I’m currently reading exactly five books. Some new, some reruns. I have a fervent policy to not reread a book lest it be a life-changing, worthwhile reread. I’m weird like that.
Is it just me, or is there less and less time to snuggle into a book? I plopped into bed nigh unto midnight last week and realized I hadn’t actually held a paper book in my hand for over a month. A MONTH! What sort of person allows a thirty-day stretch come between her an the musty smell of well-loved paperbacks? Apparently, I do. Boo.
So, with 20 days left before cookbook deadline (read: NOT the time to be making mid-year resolutions), I feel to make some mid-year resolutions. For one thing, I resolve to pick up a papery book and read from it everyday. Even if it’s just a paragraph. Even if it’s just a word. Even if I just pretend to skim the pages whilst I text Savor.
That’s where you come in. Once I get through these first five books, I need five more that are crazy-fab. Got a recommendation for a don’t-miss read? I’d love to hear.
- 1. How to Win Friends & Influence People, by Dale Carnegie (an absolute classic. The truest book I think I’ve ever read)
- 2. 1984, by George Orwell (New one for me. F.R.E.A.K.Y.)
- 3. The Happiness Project, by Gretchen Rubin (I love people who think clever thoughts, then do something about them.)
- 4. The Hiding Place, by Corrie Ten Boom (Never anything less than inspiring)
- 5. The Story of Edgar Sawtelle, by David Wroblewski (One of the most breathtaking chapters I’ve ever read is in this book. It was about a dog. Really. This author is phenomenal.)
- 6. ?
- 7. ?
- 8. ?
- 9. ?
- 10. ?
In exchange for your book brilliance, hows abouts I offer you this blessed little recipe, which is the perfect accompaniment to an afternoon of Spring reading. The only thing that would make such a trade more fair would be if we could all kick it together at a spontaneous afternoon Avocado & Book Party. There’s just never enough of those.
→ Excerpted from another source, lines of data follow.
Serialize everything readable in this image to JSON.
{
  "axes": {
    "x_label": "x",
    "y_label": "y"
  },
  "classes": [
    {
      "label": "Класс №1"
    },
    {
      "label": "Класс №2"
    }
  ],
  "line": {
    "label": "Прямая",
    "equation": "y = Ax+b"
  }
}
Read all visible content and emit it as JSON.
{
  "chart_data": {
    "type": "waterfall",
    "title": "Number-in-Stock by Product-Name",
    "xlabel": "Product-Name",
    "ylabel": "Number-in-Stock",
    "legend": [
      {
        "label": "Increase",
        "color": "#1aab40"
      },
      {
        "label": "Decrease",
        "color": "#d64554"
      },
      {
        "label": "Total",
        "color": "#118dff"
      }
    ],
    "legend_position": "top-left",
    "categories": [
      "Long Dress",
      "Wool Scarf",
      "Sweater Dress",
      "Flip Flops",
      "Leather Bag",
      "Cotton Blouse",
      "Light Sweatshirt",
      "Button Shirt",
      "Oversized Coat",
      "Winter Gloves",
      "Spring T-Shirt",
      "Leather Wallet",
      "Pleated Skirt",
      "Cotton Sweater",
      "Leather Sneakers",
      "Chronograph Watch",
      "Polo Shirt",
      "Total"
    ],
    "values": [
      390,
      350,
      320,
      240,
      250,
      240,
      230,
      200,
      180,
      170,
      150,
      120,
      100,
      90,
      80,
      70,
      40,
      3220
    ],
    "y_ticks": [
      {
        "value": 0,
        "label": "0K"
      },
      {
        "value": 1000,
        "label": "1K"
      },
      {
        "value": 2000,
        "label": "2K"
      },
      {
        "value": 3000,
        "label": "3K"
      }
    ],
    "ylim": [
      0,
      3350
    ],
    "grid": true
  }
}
- 1 cup chicken breast, cooked and shredded
- ¼ cup corn
- ¼ cup black beans, rinsed and drained
- ¼ cup green onions, chopped
- ¼ cup tomatoes, diced
- ¼ cup cilantro, chopped
- ¼ cup corn chips, crushed
- 2 tablespoons white vinegar
- 4 tablespoons mayonnaise
- Salt to taste
- 2-4 avocados, sliced in half with pits discarded
- In a medium bowl, toss the chicken breast, corn, black beans, green onions, tomatoes, cilantro, and corn chips together.
- Add the vinegar and mayonnaise to mixture and toss to coat. Salt to taste.
- Spoon salad into halved avocados.
- Serve immediately with a spoon and fork.